Switching to a bladeRF 2.0 micro in oversampling mode (122.88 MHz [nuand122]) and feeding ice9-bluetooth-sniffer, the whole band was captured in one pass and an already-established connection could be picked up without ever seeing its CONNECT_IND [ice9] — the case Ryan’s parameter-recovery cannot reach because there is no connection request to read [ryan2013ble].
Recorded capture-feasibility baseline for this engagement:
| Receiver | Visible BW | Adv channels at once | Connection-following |
|---|---|---|---|
| HackRF One | ~20 MHz | 1 of 3 | firmware sniffer or ice9 only |
| bladeRF 2.0 (oversampled) | ~80+ MHz | 3 of 3 | raw capture + ice9 (incl. established) |
This field case is a representative worked example, not a single measured engagement log. The qualitative outcomes (HackRF sees one advertising channel; bladeRF oversampling covers the band; ice9 grabs established connections) follow directly from the cited bandwidth figures [nuand122][ice9]; no specific measured received-signal-strength, packet count, or device MAC is asserted. [FILL: insert measured visible-bandwidth, channel list, and per-radio capture counts from your own bench run.]
Remediation
This control is an auditor-capability baseline, not a device weakness, so the primary output is documentation, not a fix. Layered guidance:
- Auditor / operator — Record the capture envelope (radio, visible bandwidth, channels observable simultaneously, connection-following method) at the top of every BLE assessment. Interpret every later ‘not observed’ against it: under a 20 MHz window, absence of a signal is a visibility gap, never proof the device is silent. Where the budget radio cannot follow connections, escalate to a full-band SDR (bladeRF oversampling [nuand122]) or a firmware-hopping sniffer (Sniffle [sniffle]) before concluding.

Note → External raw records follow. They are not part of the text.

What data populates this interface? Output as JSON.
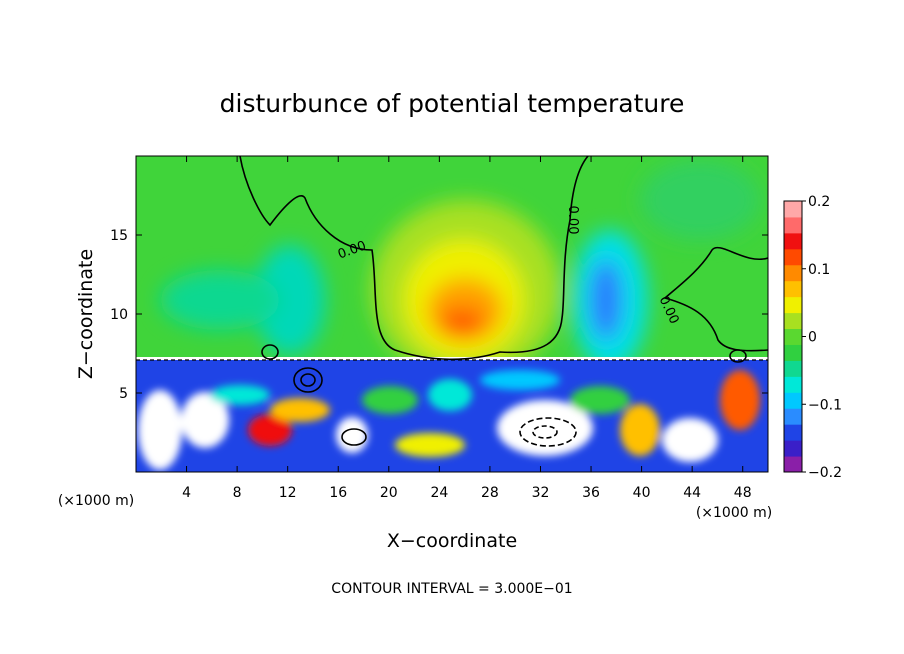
{
  "chart_data": {
    "type": "heatmap",
    "title": "disturbunce of potential temperature",
    "xlabel": "X−coordinate",
    "ylabel": "Z−coordinate",
    "x_unit_left": "(×1000 m)",
    "x_unit_right": "(×1000 m)",
    "xlim": [
      0,
      50
    ],
    "ylim": [
      0,
      20
    ],
    "x_ticks": [
      4,
      8,
      12,
      16,
      20,
      24,
      28,
      32,
      36,
      40,
      44,
      48
    ],
    "y_ticks": [
      5,
      10,
      15
    ],
    "colorbar": {
      "range": [
        -0.2,
        0.2
      ],
      "tick_labels": [
        {
          "value": 0.2,
          "label": "0.2"
        },
        {
          "value": 0.1,
          "label": "0.1"
        },
        {
          "value": 0.0,
          "label": "0"
        },
        {
          "value": -0.1,
          "label": "−0.1"
        },
        {
          "value": -0.2,
          "label": "−0.2"
        }
      ],
      "colors": [
        "#8a1fa8",
        "#3a1fc8",
        "#1f44e6",
        "#2a8cff",
        "#00c8ff",
        "#00e8d8",
        "#10d890",
        "#30d040",
        "#5ad830",
        "#a8e020",
        "#f0f000",
        "#ffc000",
        "#ff8a00",
        "#ff4a00",
        "#f01010",
        "#ff6a6a",
        "#ffa8a8"
      ]
    },
    "contour_label": "0.00",
    "footer": "CONTOUR INTERVAL = 3.000E−01",
    "features": [
      {
        "name": "warm-anomaly",
        "x": 25.5,
        "z": 10.5,
        "value": 0.13
      },
      {
        "name": "cool-column-left",
        "x": 13,
        "z": 11,
        "value": -0.07
      },
      {
        "name": "cool-column-right",
        "x": 38,
        "z": 11,
        "value": -0.13
      },
      {
        "name": "turbulent-layer",
        "z_top": 7.3,
        "value_range": [
          -0.2,
          0.2
        ]
      }
    ]
  }
}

- Integrator — Provision the kit to the threat being tested: discovery only needs a single-channel camp, but any connection-following, injection, or established-connection capture needs either ≥ ~80 MHz instantaneous bandwidth or a firmware sniffer with connection-following (and, for already-established connections, the ice9 SDR path [ice9]). Do not infer link security from a capture gap.
- Developer — For a device under test, predictable, fixed advertising and low-entropy connection parameters make a connection trivially followable on commodity hardware [ryan2013ble]; using a Resolvable Private Address and standard hopping does not stop capture (this is a spectrum property, not a control), but it raises the effort and is assessed at the link/crypto layers, not here.